Dodatkowym kontekstem spotkania członków NATO w Madrycie są trwające rozmowy na temat wniosków o członkostwo w NATO złożone przez Finlandię i Szwecję.
Liderzy państw NATO mają w Madrycie wysłać mocny sygnał potępiający rosyjską inwazję na Ukrainę, uznając ją za bezpośrednie zagrożenie dla państw Sojuszu.
"Rosja stanowi bezpośrednie zagrożenie"
- Oczekuję, że sojusznicy wyraźnie oświadczą, że Rosja stanowi bezpośrednie zagrożenie dla naszego bezpieczeństwa, naszych wartości i ładu międzynarodowego opartego na zasadach - powiedział w poniedziałek sekretarz generalny NATO Jens Stoltenberg.
Zapowiedział on również podjęcie decyzji o zwiększeniu liczebności sił wysokiej gotowości Sojuszu do ponad 300 tys. z obecnych 40 tys.
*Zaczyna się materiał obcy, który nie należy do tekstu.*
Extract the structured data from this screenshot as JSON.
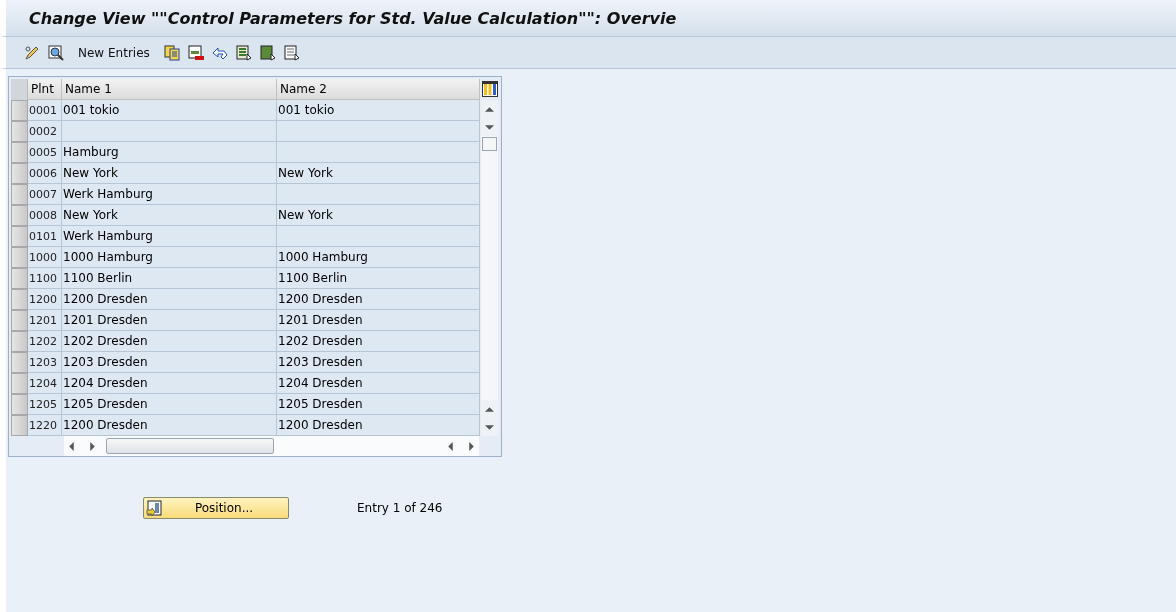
{
  "window": {
    "title": "Change View \"\"Control Parameters for Std. Value Calculation\"\": Overvie"
  },
  "toolbar": {
    "new_entries_button": "New Entries"
  },
  "table": {
    "columns": [
      "Plnt",
      "Name 1",
      "Name 2"
    ],
    "rows": [
      {
        "plnt": "0001",
        "name_1": "001 tokio",
        "name_2": "001 tokio"
      },
      {
        "plnt": "0002",
        "name_1": "",
        "name_2": ""
      },
      {
        "plnt": "0005",
        "name_1": "Hamburg",
        "name_2": ""
      },
      {
        "plnt": "0006",
        "name_1": "New York",
        "name_2": "New York"
      },
      {
        "plnt": "0007",
        "name_1": "Werk Hamburg",
        "name_2": ""
      },
      {
        "plnt": "0008",
        "name_1": "New York",
        "name_2": "New York"
      },
      {
        "plnt": "0101",
        "name_1": "Werk Hamburg",
        "name_2": ""
      },
      {
        "plnt": "1000",
        "name_1": "1000 Hamburg",
        "name_2": "1000 Hamburg"
      },
      {
        "plnt": "1100",
        "name_1": "1100 Berlin",
        "name_2": "1100 Berlin"
      },
      {
        "plnt": "1200",
        "name_1": "1200 Dresden",
        "name_2": "1200 Dresden"
      },
      {
        "plnt": "1201",
        "name_1": "1201 Dresden",
        "name_2": "1201 Dresden"
      },
      {
        "plnt": "1202",
        "name_1": "1202 Dresden",
        "name_2": "1202 Dresden"
      },
      {
        "plnt": "1203",
        "name_1": "1203 Dresden",
        "name_2": "1203 Dresden"
      },
      {
        "plnt": "1204",
        "name_1": "1204 Dresden",
        "name_2": "1204 Dresden"
      },
      {
        "plnt": "1205",
        "name_1": "1205 Dresden",
        "name_2": "1205 Dresden"
      },
      {
        "plnt": "1220",
        "name_1": "1200 Dresden",
        "name_2": "1200 Dresden"
      }
    ]
  },
  "position_button": "Position...",
  "entry_info": "Entry 1 of 246"
}
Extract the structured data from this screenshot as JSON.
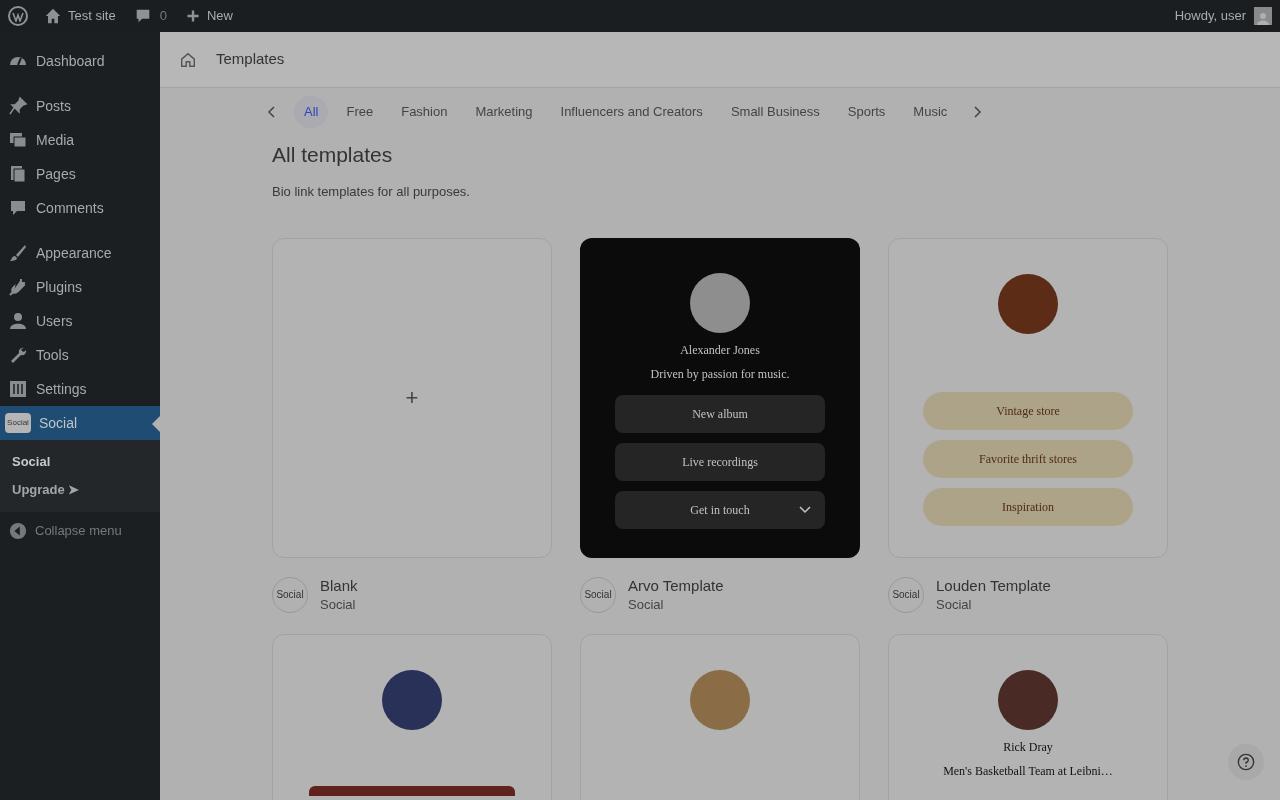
{
  "admin_bar": {
    "site": "Test site",
    "comments": "0",
    "new": "New",
    "greeting": "Howdy, user"
  },
  "sidebar": {
    "groups": [
      [
        {
          "label": "Dashboard",
          "selected": false
        }
      ],
      [
        {
          "label": "Posts",
          "selected": false
        },
        {
          "label": "Media",
          "selected": false
        },
        {
          "label": "Pages",
          "selected": false
        },
        {
          "label": "Comments",
          "selected": false
        }
      ],
      [
        {
          "label": "Appearance",
          "selected": false
        },
        {
          "label": "Plugins",
          "selected": false
        },
        {
          "label": "Users",
          "selected": false
        },
        {
          "label": "Tools",
          "selected": false
        },
        {
          "label": "Settings",
          "selected": false
        },
        {
          "label": "Social",
          "selected": true
        }
      ]
    ],
    "submenu": [
      {
        "label": "Social",
        "selected": true
      },
      {
        "label": "Upgrade ➤",
        "selected": false
      }
    ],
    "collapse": "Collapse menu",
    "logo_text": "Social"
  },
  "header": {
    "title": "Templates"
  },
  "categories": [
    {
      "label": "All",
      "selected": true
    },
    {
      "label": "Free",
      "selected": false
    },
    {
      "label": "Fashion",
      "selected": false
    },
    {
      "label": "Marketing",
      "selected": false
    },
    {
      "label": "Influencers and Creators",
      "selected": false
    },
    {
      "label": "Small Business",
      "selected": false
    },
    {
      "label": "Sports",
      "selected": false
    },
    {
      "label": "Music",
      "selected": false
    }
  ],
  "section": {
    "title": "All templates",
    "description": "Bio link templates for all purposes."
  },
  "templates": [
    {
      "kind": "blank",
      "name": "Blank",
      "source": "Social",
      "badge": "Social",
      "plus": "+"
    },
    {
      "kind": "dark",
      "name": "Arvo Template",
      "source": "Social",
      "badge": "Social",
      "profile": "Alexander Jones",
      "bio": "Driven by passion for music.",
      "links": [
        {
          "label": "New album",
          "dropdown": false
        },
        {
          "label": "Live recordings",
          "dropdown": false
        },
        {
          "label": "Get in touch",
          "dropdown": true
        }
      ]
    },
    {
      "kind": "paper",
      "name": "Louden Template",
      "source": "Social",
      "badge": "Social",
      "links": [
        {
          "label": "Vintage store",
          "dropdown": false
        },
        {
          "label": "Favorite thrift stores",
          "dropdown": false
        },
        {
          "label": "Inspiration",
          "dropdown": false
        }
      ]
    },
    {
      "kind": "photo"
    },
    {
      "kind": "logo"
    },
    {
      "kind": "profile",
      "profile": "Rick Dray",
      "bio": "Men's Basketball Team at Leibni…"
    }
  ]
}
Zobacz też: Zaskakujące słowa szefowej KE ws. Putina. Zdecydowana reakcja Gowina
Jak napisano w programie szczytu, "reżimy autorytarne przeciwstawiają się podstawowym wartościom naszego bezpieczeństwa" i dlatego "Sojusz musi jeszcze ściślej współpracować z podobnie patrzącymi na świat krajami i organizacjami". Zapowiada się wzmocnienie zdolności obronnych "Gruzji i innych partnerów". W szczycie NATO po raz pierwszy wezmą również udział Australia, Japonia, Korea Płd. i Nowa Zelandia.